And, looking at Ms. Dunn's bio, this should have come as no surprise: Dunn was once a veejay on MTV2; I never even watched MTV1. According to Wikipedia, Ms. Dunn was a writer for Rolling Stone between 1989 and 2003. I haven't picked up a copy of Rolling Stone since around the time that Dr. Hook & The Medicine Show were making a musical pitch to be on the cover.
Dunn has also written for GQ. Insert your own obvious joke here.
Tattoo is mostly a collection of essays about Dunn's very close, loving family and, in particular, about the growing realization that her parents will at some point no longer be available to provide the clan's focal point. But that makes the book sound syrupy... or sad. It is neither. These are just good-natured stories told by a good storyteller. I suppose you could liken Tattoo to a collection of long-form blog posts, posts that you can take to read on the bus or the train going home without a wireless network card. At least one chapter, "His 'n' Hers Tiger-Print Underwear in Soft, Shape-Retaining Fabric," appears to have grown out of a 2007 post on Jancee's blog.
As an anonymous blogger worried that my occasional stories about friends and family might offend, I found it fascinating that Jancee's family and friends were so willing to have their lives opened up to public scrutiny. Enlisting the aid of Ms. Dunn's publicist, I inquired as to how Jancee secured their cooperation.
The author responded, by email, that she's "gradually worn them down." Her first book, But Enough About Me: A Jersey Girl's Unlikely Adventures Among the Absurdly Famous, was a memoir, she told me, and her parents "balked a lot more" while she was writing that one. When that book appeared, Dunn said, her parents found "that they sort of like the attention."
Dunn said her parents "haven't had to draw too many boundaries because I respect them too much to delve into any serious dirty laundry. Not that I'm hiding much. My father really was a boy scout, a church acolyte, a crossing guard, his high school's designated driver. I simply don't have any decently sleazy material. In fact when I wrote the memoir, I fretted that I didn't have a dysfunctional family."

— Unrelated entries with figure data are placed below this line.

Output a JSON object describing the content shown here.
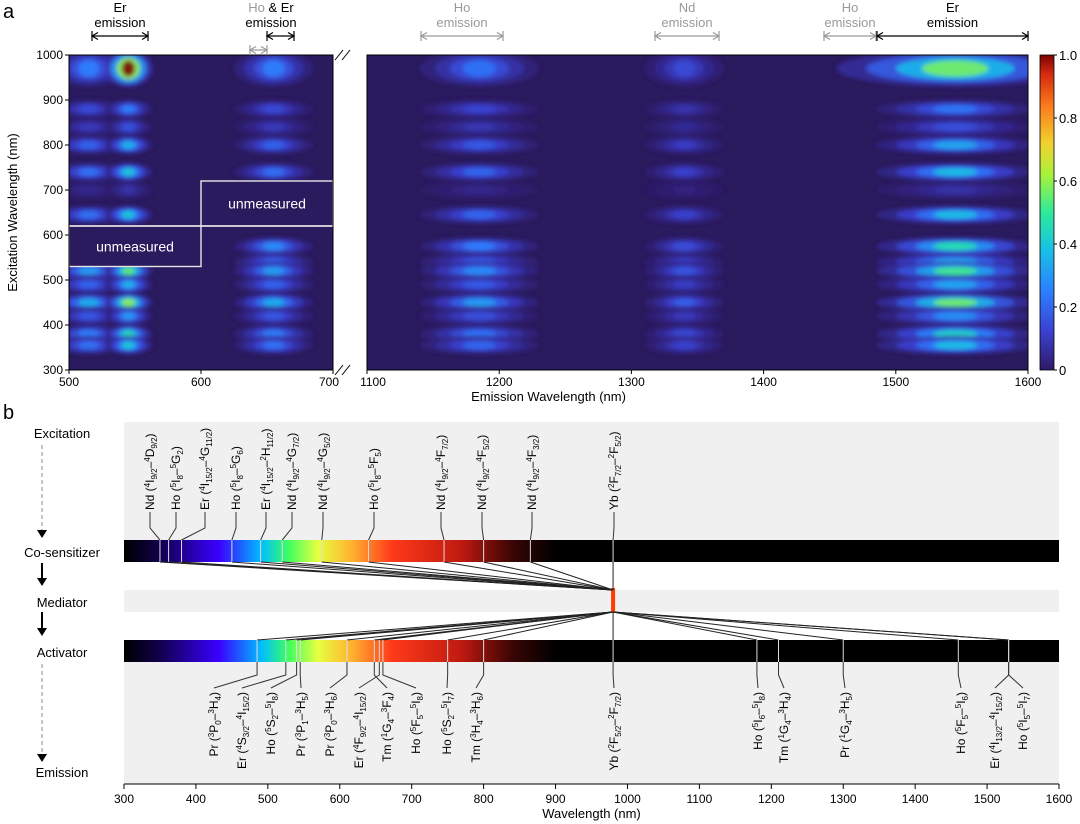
{
  "chart_data": [
    {
      "panel": "a",
      "type": "heatmap",
      "xlabel": "Emission Wavelength (nm)",
      "ylabel": "Excitation Wavelength (nm)",
      "x_left_ticks": [
        500,
        600,
        700
      ],
      "x_right_ticks": [
        1100,
        1200,
        1300,
        1400,
        1500,
        1600
      ],
      "x_left_range": [
        500,
        700
      ],
      "x_right_range": [
        1100,
        1600
      ],
      "ylim": [
        300,
        1000
      ],
      "y_ticks": [
        300,
        400,
        500,
        600,
        700,
        800,
        900,
        1000
      ],
      "colorbar": {
        "ticks": [
          "0",
          "0.2",
          "0.4",
          "0.6",
          "0.8",
          "1.0"
        ],
        "range": [
          0,
          1
        ]
      },
      "region_labels": [
        "unmeasured",
        "unmeasured"
      ],
      "band_labels": [
        {
          "text": [
            "Er",
            "emission"
          ],
          "tone": "black"
        },
        {
          "text": [
            "Ho",
            "emission"
          ],
          "tone": "gray"
        },
        {
          "text": [
            "Nd",
            "emission"
          ],
          "tone": "gray"
        },
        {
          "text": [
            "Ho",
            "emission"
          ],
          "tone": "gray"
        },
        {
          "text": [
            "Er",
            "emission"
          ],
          "tone": "black"
        }
      ],
      "combo_label": {
        "first": "Ho",
        "amp": "&",
        "second": "Er",
        "second_line": "emission"
      },
      "excitation_rows": [
        {
          "y": 970,
          "level": 0.5
        },
        {
          "y": 880,
          "level": 0.3
        },
        {
          "y": 840,
          "level": 0.2
        },
        {
          "y": 800,
          "level": 0.4
        },
        {
          "y": 740,
          "level": 0.45
        },
        {
          "y": 700,
          "level": 0.1
        },
        {
          "y": 645,
          "level": 0.45
        },
        {
          "y": 575,
          "level": 0.55
        },
        {
          "y": 540,
          "level": 0.4
        },
        {
          "y": 520,
          "level": 0.6
        },
        {
          "y": 490,
          "level": 0.4
        },
        {
          "y": 450,
          "level": 0.65
        },
        {
          "y": 420,
          "level": 0.35
        },
        {
          "y": 380,
          "level": 0.5
        },
        {
          "y": 355,
          "level": 0.45
        }
      ],
      "emission_bands": [
        {
          "x": 515,
          "w": 28,
          "gain": 0.6
        },
        {
          "x": 545,
          "w": 18,
          "gain": 1.0
        },
        {
          "x": 655,
          "w": 30,
          "gain": 0.6
        },
        {
          "x": 1185,
          "w": 45,
          "gain": 0.55
        },
        {
          "x": 1340,
          "w": 30,
          "gain": 0.35
        },
        {
          "x": 1545,
          "w": 60,
          "gain": 0.95
        }
      ]
    },
    {
      "panel": "b",
      "type": "diagram",
      "xlabel": "Wavelength (nm)",
      "xlim": [
        300,
        1600
      ],
      "x_ticks": [
        300,
        400,
        500,
        600,
        700,
        800,
        900,
        1000,
        1100,
        1200,
        1300,
        1400,
        1500,
        1600
      ],
      "row_labels": [
        "Excitation",
        "Co-sensitizer",
        "Mediator",
        "Activator",
        "Emission"
      ],
      "mediator_x": 980,
      "excitation_lines": [
        {
          "x": 350,
          "label": [
            "Nd (",
            "4",
            "I",
            "9/2",
            "–",
            "4",
            "D",
            "9/2",
            ")"
          ]
        },
        {
          "x": 362,
          "label": [
            "Ho (",
            "5",
            "I",
            "8",
            "–",
            "5",
            "G",
            "2",
            ")"
          ]
        },
        {
          "x": 380,
          "label": [
            "Er (",
            "4",
            "I",
            "15/2",
            "–",
            "4",
            "G",
            "11/2",
            ")"
          ]
        },
        {
          "x": 450,
          "label": [
            "Ho (",
            "5",
            "I",
            "8",
            "–",
            "5",
            "G",
            "6",
            ")"
          ]
        },
        {
          "x": 490,
          "label": [
            "Er (",
            "4",
            "I",
            "15/2",
            "–",
            "2",
            "H",
            "11/2",
            ")"
          ]
        },
        {
          "x": 520,
          "label": [
            "Nd (",
            "4",
            "I",
            "9/2",
            "–",
            "4",
            "G",
            "7/2",
            ")"
          ]
        },
        {
          "x": 575,
          "label": [
            "Nd (",
            "4",
            "I",
            "9/2",
            "–",
            "4",
            "G",
            "5/2",
            ")"
          ]
        },
        {
          "x": 640,
          "label": [
            "Ho (",
            "5",
            "I",
            "8",
            "–",
            "5",
            "F",
            "5",
            ")"
          ]
        },
        {
          "x": 745,
          "label": [
            "Nd (",
            "4",
            "I",
            "9/2",
            "–",
            "4",
            "F",
            "7/2",
            ")"
          ]
        },
        {
          "x": 800,
          "label": [
            "Nd (",
            "4",
            "I",
            "9/2",
            "–",
            "4",
            "F",
            "5/2",
            ")"
          ]
        },
        {
          "x": 865,
          "label": [
            "Nd (",
            "4",
            "I",
            "9/2",
            "–",
            "4",
            "F",
            "3/2",
            ")"
          ]
        },
        {
          "x": 980,
          "label": [
            "Yb (",
            "2",
            "F",
            "7/2",
            "–",
            "2",
            "F",
            "5/2",
            ")"
          ]
        }
      ],
      "emission_lines": [
        {
          "x": 485,
          "label": [
            "Pr (",
            "3",
            "P",
            "0",
            "–",
            "3",
            "H",
            "4",
            ")"
          ]
        },
        {
          "x": 525,
          "label": [
            "Er (",
            "4",
            "S",
            "3/2",
            "–",
            "4",
            "I",
            "15/2",
            ")"
          ]
        },
        {
          "x": 540,
          "label": [
            "Ho (",
            "5",
            "S",
            "2",
            "–",
            "5",
            "I",
            "8",
            ")"
          ]
        },
        {
          "x": 545,
          "label": [
            "Pr (",
            "3",
            "P",
            "1",
            "–",
            "3",
            "H",
            "5",
            ")"
          ]
        },
        {
          "x": 610,
          "label": [
            "Pr (",
            "3",
            "P",
            "0",
            "–",
            "3",
            "H",
            "6",
            ")"
          ]
        },
        {
          "x": 655,
          "label": [
            "Er (",
            "4",
            "F",
            "9/2",
            "–",
            "4",
            "I",
            "15/2",
            ")"
          ]
        },
        {
          "x": 648,
          "label": [
            "Tm (",
            "1",
            "G",
            "4",
            "–",
            "3",
            "F",
            "4",
            ")"
          ]
        },
        {
          "x": 660,
          "label": [
            "Ho (",
            "5",
            "F",
            "5",
            "–",
            "5",
            "I",
            "8",
            ")"
          ]
        },
        {
          "x": 750,
          "label": [
            "Ho (",
            "5",
            "S",
            "2",
            "–",
            "5",
            "I",
            "7",
            ")"
          ]
        },
        {
          "x": 800,
          "label": [
            "Tm (",
            "3",
            "H",
            "4",
            "–",
            "3",
            "H",
            "6",
            ")"
          ]
        },
        {
          "x": 980,
          "label": [
            "Yb (",
            "2",
            "F",
            "5/2",
            "–",
            "2",
            "F",
            "7/2",
            ")"
          ]
        },
        {
          "x": 1180,
          "label": [
            "Ho (",
            "5",
            "I",
            "6",
            "–",
            "5",
            "I",
            "8",
            ")"
          ]
        },
        {
          "x": 1210,
          "label": [
            "Tm (",
            "1",
            "G",
            "4",
            "–",
            "3",
            "H",
            "4",
            ")"
          ]
        },
        {
          "x": 1300,
          "label": [
            "Pr (",
            "1",
            "G",
            "4",
            "–",
            "3",
            "H",
            "5",
            ")"
          ]
        },
        {
          "x": 1460,
          "label": [
            "Ho (",
            "5",
            "F",
            "5",
            "–",
            "5",
            "I",
            "6",
            ")"
          ]
        },
        {
          "x": 1530,
          "label": [
            "Er (",
            "4",
            "I",
            "13/2",
            "–",
            "4",
            "I",
            "15/2",
            ")"
          ]
        },
        {
          "x": 1530,
          "label": [
            "Ho (",
            "5",
            "I",
            "5",
            "–",
            "5",
            "I",
            "7",
            ")"
          ]
        }
      ]
    }
  ],
  "panel_labels": [
    "a",
    "b"
  ],
  "colors": {
    "heat_bg": "#2a1a5e",
    "bar_bg": "#000000",
    "strip_bg": "#f0f0f0",
    "mediator": "#ff3c00",
    "gray_text": "#9a9a9a"
  }
}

The respect that Dunn has for her family, and particularly for her parents, comes through loud and clear in Tattoo.
But I was still not satisfied. I wanted to know how Jancee's parents would answer the question of why they've agreed to have their lives opened up in this way. Ms. Dunn agreed to ask.
Jancee's mother, as you'll learn in Tattoo, is a former beauty queen. She may be the mother of three Jersey girls, but she has retained her own Southern roots. Jancee's father is a long-time employee of J.C. Penney, now retired. When he and Jancee's mother decided to sell the home in which they raised their children, he thought it would be a good idea to make a video farewell tour of the place. Unfortunately, so far as his children were concerned, he didn't take the video until everything was moved out. He couldn't understand why the kids thought that was a bad idea.
Jancee relayed her parents' answers to my inquiry. Jancee's mother's response was very nice, but her father's was pitch perfect. See for yourself:
Mom: It wasn't hard at all to persuade her not to include things I didn't want in the book, because we don't talk about really, really personal problems outside the family. In which case, we just said "Jancee, this is off the record." But it really doesn't matter what else she writes about, because our life is kind of an open book anyhow. And we get a kick out of reading her stuff.Though I was not familiar with Dunn before reading Why Is My Mother Getting a Tattoo? I feel like I know Jancee and her whole family now.
Dad: I just tell her not to say anything. I am the father, you know.
And thus we see another benefit of anonymous blogging: The Dunn family can't quite figure out, yet, what name to put on the restraining order.
Why Is My Mother Getting a Tattoo? is available today online and in bookstores.
Full Disclosure Department: I received a free copy of the book, and was solicited for a review, by Liza Lucas of Goldberg McDuffie Communications.